I would probably injure his other offspring too, teach him what it feels like to see a person you care about beaten to a pulp.

He is a ****, I'm betting any of his blood who approach me will be ****s also!

gabosaurus
11-02-2012, 12:22 PM
My paternal grandfather was an old school conservative who would think all of you were liberals. He had two sons, my dad and my uncle.
When one of his sons married a German and the other married a Mexican immigrant, he said to hell with all of us and moved to South Carolina. His sons knew his new address and sent him regular updates, but he never replied.
The first I ever heard was when I sent him an engagement picture of my husband and I. He sent back a "Congratulations" card signed by him and my grandmother. I then sent him a wedding invitation and, to my surprise, he accepted.
My grandfather actually came to my wedding (my grandmother was too infirm to attend), but became very unhappy when he found out that my sister had married a Mexican guy.
We haven't heard from him since. Though the continuing care home where he lived did write my dad a few years back to inform him that my grandmother had passed away.

My moral of the story is that you should never write off anyone.

Robert A Whit
11-02-2012, 12:26 PM
Lets say you grew up never knowing one of your parents due to a divorce...after which they never tried to keep in contact with you or get to know you. Years later... after they have passed away... you learn that you have a brother or sister (older) that you never even knew existed,but they have hired a private investigator to find you. Would you want to meet them or talk to them?
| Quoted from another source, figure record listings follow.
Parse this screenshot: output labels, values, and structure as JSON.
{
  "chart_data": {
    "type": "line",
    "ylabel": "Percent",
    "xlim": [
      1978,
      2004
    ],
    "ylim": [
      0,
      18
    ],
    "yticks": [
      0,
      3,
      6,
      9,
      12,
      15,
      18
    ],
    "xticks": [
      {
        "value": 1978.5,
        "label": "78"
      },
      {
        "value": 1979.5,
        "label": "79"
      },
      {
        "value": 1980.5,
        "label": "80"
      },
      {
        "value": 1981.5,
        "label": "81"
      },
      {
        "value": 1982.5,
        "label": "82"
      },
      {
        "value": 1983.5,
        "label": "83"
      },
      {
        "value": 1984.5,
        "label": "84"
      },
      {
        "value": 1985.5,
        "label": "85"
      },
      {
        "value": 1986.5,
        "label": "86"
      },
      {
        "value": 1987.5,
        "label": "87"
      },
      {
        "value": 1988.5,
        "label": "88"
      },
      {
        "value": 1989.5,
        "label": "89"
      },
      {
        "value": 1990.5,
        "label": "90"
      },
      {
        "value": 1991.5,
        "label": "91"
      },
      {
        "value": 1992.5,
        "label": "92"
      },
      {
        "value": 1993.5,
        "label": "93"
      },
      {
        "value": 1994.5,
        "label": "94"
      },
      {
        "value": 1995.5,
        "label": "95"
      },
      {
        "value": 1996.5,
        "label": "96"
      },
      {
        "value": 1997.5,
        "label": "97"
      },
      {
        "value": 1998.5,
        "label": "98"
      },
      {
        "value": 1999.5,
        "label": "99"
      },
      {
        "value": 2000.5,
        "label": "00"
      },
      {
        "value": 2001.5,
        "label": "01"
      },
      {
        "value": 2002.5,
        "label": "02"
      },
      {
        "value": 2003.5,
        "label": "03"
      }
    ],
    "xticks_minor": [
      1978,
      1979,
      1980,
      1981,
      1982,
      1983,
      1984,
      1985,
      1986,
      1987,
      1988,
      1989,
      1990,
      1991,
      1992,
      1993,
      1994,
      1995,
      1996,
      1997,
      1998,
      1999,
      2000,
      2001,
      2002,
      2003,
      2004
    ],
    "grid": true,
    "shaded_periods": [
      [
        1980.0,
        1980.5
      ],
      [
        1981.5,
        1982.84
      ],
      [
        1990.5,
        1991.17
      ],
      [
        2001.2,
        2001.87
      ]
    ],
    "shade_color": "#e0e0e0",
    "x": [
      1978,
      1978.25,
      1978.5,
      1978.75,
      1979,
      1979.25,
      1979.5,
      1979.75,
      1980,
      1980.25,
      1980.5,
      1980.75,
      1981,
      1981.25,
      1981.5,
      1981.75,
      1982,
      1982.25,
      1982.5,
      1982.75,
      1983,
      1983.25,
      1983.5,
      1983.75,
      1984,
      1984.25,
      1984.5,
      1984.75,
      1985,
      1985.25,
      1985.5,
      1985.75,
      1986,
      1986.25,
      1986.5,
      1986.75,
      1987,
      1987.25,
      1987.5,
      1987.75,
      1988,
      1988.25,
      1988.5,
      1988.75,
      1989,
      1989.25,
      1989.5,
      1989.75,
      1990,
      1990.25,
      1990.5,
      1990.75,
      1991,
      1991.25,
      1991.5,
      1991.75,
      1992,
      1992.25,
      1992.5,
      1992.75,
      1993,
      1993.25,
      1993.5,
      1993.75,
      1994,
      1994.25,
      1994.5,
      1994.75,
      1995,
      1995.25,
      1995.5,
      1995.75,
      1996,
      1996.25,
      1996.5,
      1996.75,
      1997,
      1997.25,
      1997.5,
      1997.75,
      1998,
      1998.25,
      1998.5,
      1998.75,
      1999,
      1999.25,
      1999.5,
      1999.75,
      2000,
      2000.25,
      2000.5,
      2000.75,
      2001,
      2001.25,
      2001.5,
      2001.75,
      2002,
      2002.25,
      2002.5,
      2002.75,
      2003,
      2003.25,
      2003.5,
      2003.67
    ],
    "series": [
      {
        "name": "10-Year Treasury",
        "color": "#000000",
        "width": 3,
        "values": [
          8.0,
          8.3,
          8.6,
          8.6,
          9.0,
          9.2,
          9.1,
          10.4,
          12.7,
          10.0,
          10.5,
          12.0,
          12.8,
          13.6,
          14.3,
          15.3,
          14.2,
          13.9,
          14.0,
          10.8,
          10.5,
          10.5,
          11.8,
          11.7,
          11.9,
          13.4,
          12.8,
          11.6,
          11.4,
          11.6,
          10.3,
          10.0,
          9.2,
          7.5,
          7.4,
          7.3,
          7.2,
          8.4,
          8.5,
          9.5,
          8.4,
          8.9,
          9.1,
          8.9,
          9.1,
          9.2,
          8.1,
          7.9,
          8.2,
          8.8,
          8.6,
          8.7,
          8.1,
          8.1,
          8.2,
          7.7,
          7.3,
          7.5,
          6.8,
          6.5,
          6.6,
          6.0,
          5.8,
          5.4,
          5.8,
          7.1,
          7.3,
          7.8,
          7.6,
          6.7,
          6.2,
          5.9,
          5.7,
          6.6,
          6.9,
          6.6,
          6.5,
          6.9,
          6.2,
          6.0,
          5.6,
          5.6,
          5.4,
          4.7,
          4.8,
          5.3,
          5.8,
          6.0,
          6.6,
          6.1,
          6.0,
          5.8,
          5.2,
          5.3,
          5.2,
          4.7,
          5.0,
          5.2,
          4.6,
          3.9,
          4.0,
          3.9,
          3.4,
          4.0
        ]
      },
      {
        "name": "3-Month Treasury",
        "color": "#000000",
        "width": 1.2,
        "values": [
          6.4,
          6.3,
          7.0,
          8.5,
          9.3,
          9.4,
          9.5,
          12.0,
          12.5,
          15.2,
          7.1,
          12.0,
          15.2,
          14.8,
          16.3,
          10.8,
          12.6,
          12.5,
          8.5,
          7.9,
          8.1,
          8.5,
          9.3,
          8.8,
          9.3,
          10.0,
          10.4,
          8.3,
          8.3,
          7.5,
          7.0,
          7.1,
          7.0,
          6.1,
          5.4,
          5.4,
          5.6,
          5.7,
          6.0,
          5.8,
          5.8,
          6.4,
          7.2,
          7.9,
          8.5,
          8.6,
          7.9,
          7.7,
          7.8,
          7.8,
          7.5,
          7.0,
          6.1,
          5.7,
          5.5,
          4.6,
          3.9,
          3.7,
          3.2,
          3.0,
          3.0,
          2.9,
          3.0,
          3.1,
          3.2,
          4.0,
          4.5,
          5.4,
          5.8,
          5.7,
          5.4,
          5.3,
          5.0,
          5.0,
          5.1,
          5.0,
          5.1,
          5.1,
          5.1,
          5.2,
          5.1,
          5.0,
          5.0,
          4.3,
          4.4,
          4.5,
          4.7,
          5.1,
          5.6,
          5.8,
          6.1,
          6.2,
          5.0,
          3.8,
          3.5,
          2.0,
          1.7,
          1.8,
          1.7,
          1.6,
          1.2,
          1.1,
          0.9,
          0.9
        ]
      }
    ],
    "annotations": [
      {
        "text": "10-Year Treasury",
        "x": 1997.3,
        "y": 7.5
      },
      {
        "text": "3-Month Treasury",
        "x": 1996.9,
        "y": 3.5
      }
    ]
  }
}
I was 12 when I suddenly learned I had an older sister and enjoyed meeting her. I doubt it can hurt you.

Abbey Marie
11-05-2012, 12:20 PM
My paternal grandfather was an old school conservative who would think all of you were liberals. He had two sons, my dad and my uncle.
When one of his sons married a German and the other married a Mexican immigrant, he said to hell with all of us and moved to South Carolina. His sons knew his new address and sent him regular updates, but he never replied.
The first I ever heard was when I sent him an engagement picture of my husband and I. He sent back a "Congratulations" card signed by him and my grandmother. I then sent him a wedding invitation and, to my surprise, he accepted.
My grandfather actually came to my wedding (my grandmother was too infirm to attend), but became very unhappy when he found out that my sister had married a Mexican guy.
We haven't heard from him since. Though the continuing care home where he lived did write my dad a few years back to inform him that my grandmother had passed away.

My moral of the story is that you should never write off anyone.
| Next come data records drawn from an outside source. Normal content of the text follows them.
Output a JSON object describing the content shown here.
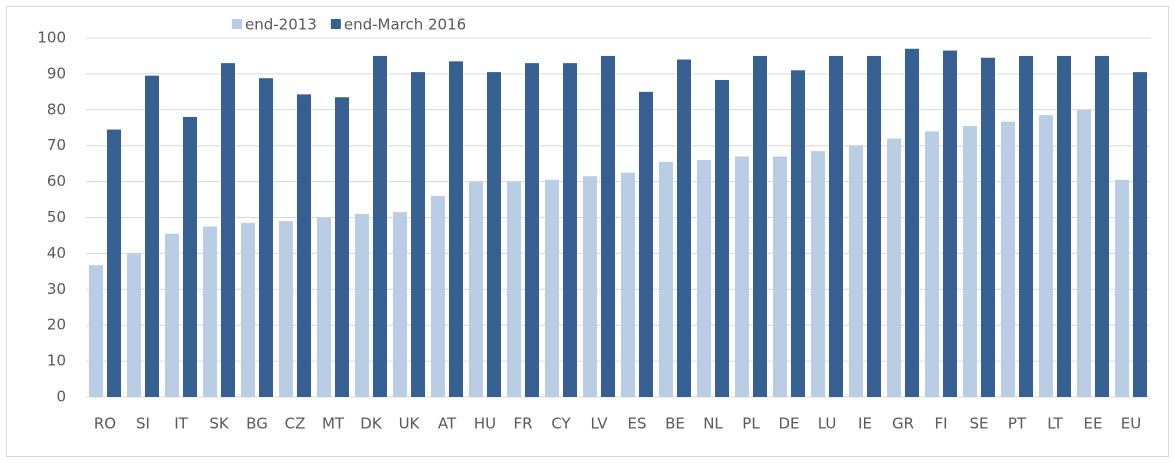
{
  "chart_data": {
    "type": "bar",
    "categories": [
      "RO",
      "SI",
      "IT",
      "SK",
      "BG",
      "CZ",
      "MT",
      "DK",
      "UK",
      "AT",
      "HU",
      "FR",
      "CY",
      "LV",
      "ES",
      "BE",
      "NL",
      "PL",
      "DE",
      "LU",
      "IE",
      "GR",
      "FI",
      "SE",
      "PT",
      "LT",
      "EE",
      "EU"
    ],
    "series": [
      {
        "name": "end-2013",
        "color": "#b9cde5",
        "values": [
          36.7,
          40,
          45.5,
          47.5,
          48.5,
          49,
          50,
          51,
          51.5,
          56,
          60,
          60,
          60.5,
          61.5,
          62.5,
          65.5,
          66,
          67,
          67,
          68.5,
          70,
          72,
          74,
          75.5,
          76.7,
          78.5,
          80,
          60.5
        ]
      },
      {
        "name": "end-March 2016",
        "color": "#376092",
        "values": [
          74.5,
          89.5,
          78,
          93,
          88.8,
          84.3,
          83.5,
          95,
          90.5,
          93.5,
          90.5,
          93,
          93,
          95,
          85,
          94,
          88.3,
          95,
          91,
          95,
          95,
          97,
          96.5,
          94.5,
          95,
          95,
          95,
          90.5
        ]
      }
    ],
    "ylim": [
      0,
      100
    ],
    "yticks": [
      0,
      10,
      20,
      30,
      40,
      50,
      60,
      70,
      80,
      90,
      100
    ],
    "grid": true,
    "legend": "top"
  }
}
Gabby, you are confusing Conservative with racist.

Robert A Whit
11-05-2012, 01:01 PM
The guy does not like either Germans or Mexicans and breaks off contact when a member of his family marries either.

That is not conservative.

As to being a racist, let's establish a few facts right now.

I want to preface this by saying I am not going to ever advocate racism.

That is off the table.

I do favor freedom.

If any person decided to make decisions that are conditioned on race or any other factor, that in my opinion is up to them.
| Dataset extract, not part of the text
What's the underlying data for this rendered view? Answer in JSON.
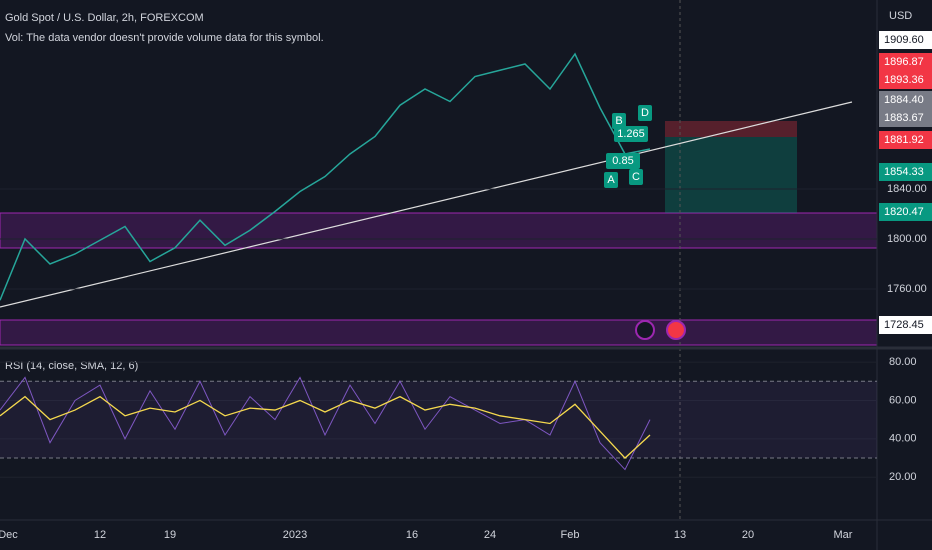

Many of us fight too hard for freedom to see some so called good guys decide how somebody else ought to act.

We know stealing is wrong. Murder is wrong.

So how is that reflected?

Both are against the law.

Racism is not against the law.

If you hate vegetables and decide using strange logic you do not like green people, that is up to you.

We may stand back and not admire that choice.

If we stop defending things like free speech and thought, we give away some of our own freedom.

We fight hard to keep gun rights. A lot of people despise guns. Would you want your right to a gun trashed or removed because some person hates guns?

Well, we have to respect the right of racists to do it their way.

Right?

Actually a study of racism will prove that it has been democrats playing the race card and not conservatives.

If you conserve family values, is that wrong?
If you conserve freedom, why would that be in error?

Conservatives goals are to preserve your freedom.